Toro Rosso used guesswork to design the installation of its 2015-spec Ferrari Formula 1 engine while waiting for confirmation of the deal, says technical director James Key.
The team did not get confirmation that it would be swapping supplier from Renault until early November and that made preparations difficult considering the architecture of the car had been agreed in August.
But Toro Rosso knew that it was a strong possibility so began preparing a contingency plan using the resources that were available.
"When it became clear the power unit may or may not change and when that change would be confirmed was unclear, we carried on with what we knew and we tried to guess what to do," Key told Autosport.

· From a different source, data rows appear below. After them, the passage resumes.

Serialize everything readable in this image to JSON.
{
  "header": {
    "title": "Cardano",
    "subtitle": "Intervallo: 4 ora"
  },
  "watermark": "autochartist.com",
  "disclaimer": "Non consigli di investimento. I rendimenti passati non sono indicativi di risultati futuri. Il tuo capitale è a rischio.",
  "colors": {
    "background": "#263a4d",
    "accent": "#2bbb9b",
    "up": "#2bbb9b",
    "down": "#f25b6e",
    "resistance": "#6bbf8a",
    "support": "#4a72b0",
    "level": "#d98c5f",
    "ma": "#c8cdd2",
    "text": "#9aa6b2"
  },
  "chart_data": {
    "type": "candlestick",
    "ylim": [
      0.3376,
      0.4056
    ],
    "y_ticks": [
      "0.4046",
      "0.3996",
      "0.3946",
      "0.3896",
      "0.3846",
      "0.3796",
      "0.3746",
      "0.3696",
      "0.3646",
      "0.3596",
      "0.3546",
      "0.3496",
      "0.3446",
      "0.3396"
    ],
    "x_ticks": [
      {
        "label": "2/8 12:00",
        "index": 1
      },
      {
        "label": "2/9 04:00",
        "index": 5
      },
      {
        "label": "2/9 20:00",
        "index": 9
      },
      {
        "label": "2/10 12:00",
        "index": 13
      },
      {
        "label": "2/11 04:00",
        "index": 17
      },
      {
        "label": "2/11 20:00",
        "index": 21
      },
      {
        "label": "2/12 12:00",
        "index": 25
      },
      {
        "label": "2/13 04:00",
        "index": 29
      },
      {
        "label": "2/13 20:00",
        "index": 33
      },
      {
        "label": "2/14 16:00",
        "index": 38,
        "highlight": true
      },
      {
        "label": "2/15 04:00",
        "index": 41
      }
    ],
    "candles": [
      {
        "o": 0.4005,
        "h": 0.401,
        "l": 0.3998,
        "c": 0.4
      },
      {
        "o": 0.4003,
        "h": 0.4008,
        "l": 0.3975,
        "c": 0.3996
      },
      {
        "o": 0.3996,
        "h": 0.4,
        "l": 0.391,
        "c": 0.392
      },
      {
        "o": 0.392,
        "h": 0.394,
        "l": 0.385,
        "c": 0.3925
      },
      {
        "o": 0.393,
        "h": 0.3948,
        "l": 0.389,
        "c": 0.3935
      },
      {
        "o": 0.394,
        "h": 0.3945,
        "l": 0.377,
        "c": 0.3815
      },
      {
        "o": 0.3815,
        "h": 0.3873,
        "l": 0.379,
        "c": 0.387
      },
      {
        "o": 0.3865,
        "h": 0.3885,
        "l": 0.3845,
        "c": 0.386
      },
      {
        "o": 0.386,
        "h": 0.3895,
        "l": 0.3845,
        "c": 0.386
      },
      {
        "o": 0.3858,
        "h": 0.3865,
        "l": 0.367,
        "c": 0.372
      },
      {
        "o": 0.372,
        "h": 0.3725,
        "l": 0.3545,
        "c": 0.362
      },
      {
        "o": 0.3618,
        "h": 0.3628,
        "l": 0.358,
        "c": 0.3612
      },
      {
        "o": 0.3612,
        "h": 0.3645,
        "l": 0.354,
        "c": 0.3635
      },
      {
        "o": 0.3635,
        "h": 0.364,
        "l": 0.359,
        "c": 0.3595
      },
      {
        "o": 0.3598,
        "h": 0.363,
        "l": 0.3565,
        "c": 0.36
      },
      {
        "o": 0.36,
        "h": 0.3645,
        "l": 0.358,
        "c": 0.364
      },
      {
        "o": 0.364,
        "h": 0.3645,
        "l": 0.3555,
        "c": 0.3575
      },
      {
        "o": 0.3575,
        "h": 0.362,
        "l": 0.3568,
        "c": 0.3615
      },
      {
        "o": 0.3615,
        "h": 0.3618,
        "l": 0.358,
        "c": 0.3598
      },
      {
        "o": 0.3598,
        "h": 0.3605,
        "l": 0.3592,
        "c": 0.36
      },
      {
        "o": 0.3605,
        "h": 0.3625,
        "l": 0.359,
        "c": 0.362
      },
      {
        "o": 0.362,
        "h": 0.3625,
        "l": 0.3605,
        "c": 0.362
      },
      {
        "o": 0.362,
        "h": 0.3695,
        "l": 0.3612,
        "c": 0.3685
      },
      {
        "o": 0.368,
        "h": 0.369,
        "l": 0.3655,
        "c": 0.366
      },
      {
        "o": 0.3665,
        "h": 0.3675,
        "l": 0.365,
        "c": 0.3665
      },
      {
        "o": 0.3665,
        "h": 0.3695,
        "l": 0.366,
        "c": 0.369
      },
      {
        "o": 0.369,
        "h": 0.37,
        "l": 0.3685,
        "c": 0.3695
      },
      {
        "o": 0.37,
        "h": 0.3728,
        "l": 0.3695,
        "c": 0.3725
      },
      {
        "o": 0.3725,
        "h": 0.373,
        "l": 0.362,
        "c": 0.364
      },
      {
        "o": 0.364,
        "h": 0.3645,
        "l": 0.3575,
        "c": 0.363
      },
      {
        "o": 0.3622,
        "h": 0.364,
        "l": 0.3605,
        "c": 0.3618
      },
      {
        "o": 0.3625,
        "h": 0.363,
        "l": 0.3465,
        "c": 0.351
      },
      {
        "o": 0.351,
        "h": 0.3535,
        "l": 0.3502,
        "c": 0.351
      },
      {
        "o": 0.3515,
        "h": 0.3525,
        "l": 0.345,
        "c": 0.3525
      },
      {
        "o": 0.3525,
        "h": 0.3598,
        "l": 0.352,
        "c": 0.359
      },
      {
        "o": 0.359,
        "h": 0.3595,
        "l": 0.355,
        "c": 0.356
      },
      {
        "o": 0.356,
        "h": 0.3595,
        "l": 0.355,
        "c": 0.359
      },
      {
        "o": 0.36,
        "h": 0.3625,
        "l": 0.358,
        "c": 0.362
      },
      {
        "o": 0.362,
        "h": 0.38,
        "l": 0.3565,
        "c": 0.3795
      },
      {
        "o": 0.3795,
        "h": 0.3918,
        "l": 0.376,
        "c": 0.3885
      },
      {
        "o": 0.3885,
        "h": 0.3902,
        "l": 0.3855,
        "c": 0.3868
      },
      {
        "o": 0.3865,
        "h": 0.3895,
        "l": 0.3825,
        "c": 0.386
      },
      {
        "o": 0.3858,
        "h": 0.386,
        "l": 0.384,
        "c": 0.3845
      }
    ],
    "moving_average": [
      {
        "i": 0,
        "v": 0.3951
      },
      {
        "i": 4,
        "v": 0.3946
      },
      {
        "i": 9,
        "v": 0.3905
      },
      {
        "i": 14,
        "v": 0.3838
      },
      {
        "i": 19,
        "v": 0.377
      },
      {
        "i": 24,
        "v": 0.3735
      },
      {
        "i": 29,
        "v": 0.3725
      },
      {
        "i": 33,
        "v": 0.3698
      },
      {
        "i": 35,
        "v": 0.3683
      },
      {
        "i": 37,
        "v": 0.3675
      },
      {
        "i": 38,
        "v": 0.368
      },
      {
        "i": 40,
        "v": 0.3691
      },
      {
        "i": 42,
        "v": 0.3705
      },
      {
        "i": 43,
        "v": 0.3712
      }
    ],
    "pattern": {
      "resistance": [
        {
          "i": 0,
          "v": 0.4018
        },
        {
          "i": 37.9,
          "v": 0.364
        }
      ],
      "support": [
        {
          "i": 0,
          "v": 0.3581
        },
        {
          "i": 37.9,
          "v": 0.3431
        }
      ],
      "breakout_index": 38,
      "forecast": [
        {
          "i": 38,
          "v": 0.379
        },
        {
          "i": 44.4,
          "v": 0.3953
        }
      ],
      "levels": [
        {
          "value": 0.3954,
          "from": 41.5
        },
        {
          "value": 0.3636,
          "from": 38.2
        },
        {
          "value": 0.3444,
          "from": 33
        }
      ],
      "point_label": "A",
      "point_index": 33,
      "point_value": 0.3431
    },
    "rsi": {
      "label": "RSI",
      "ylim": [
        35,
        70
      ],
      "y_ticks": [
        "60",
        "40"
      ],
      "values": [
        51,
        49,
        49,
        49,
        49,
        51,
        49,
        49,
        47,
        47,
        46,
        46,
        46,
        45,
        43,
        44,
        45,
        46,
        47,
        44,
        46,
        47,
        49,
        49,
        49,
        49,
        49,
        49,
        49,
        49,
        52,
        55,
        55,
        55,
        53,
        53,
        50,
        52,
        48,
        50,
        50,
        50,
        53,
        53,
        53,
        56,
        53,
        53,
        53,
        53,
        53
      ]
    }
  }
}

"It sounds crazy but there are pictures around, ideas and a bit of hearsay.
"You have to put together some contingency based on that.
"It looked likely Ferrari could be a go-ahead but we couldn't talk to them about design options until a deal was signed.
"We made CAD models from pictures. It sounds crude but what else could you do?"
When asked if the team was close with its estimations, Key said: "Yes, actually which was surprising.
"We did a worst case scenario packaging exercise with what you can see and when we began to get design data through, it was 'ah OK this is a bit better than we thought'.
"So from a pure packaging point of view, which is just 10 per cent of the whole exercise because it's all about detail, we got to a point where we at least had some form of familiarity and we were able to continue in a direction.
"What is tricky is not really the shape of the engine, it's the detail and specification of things.
"When you develop a cooling system, you put a lot of R&D into that to come up with the right specifications that match what the engine needs and what the chassis needs.
"Normally you spend months on that but we did it in two weeks so that was where we have really succeeded, to get through those hurdles.
"The production guys have been outstanding, to get everything ready in time. So it's been a hell of three months."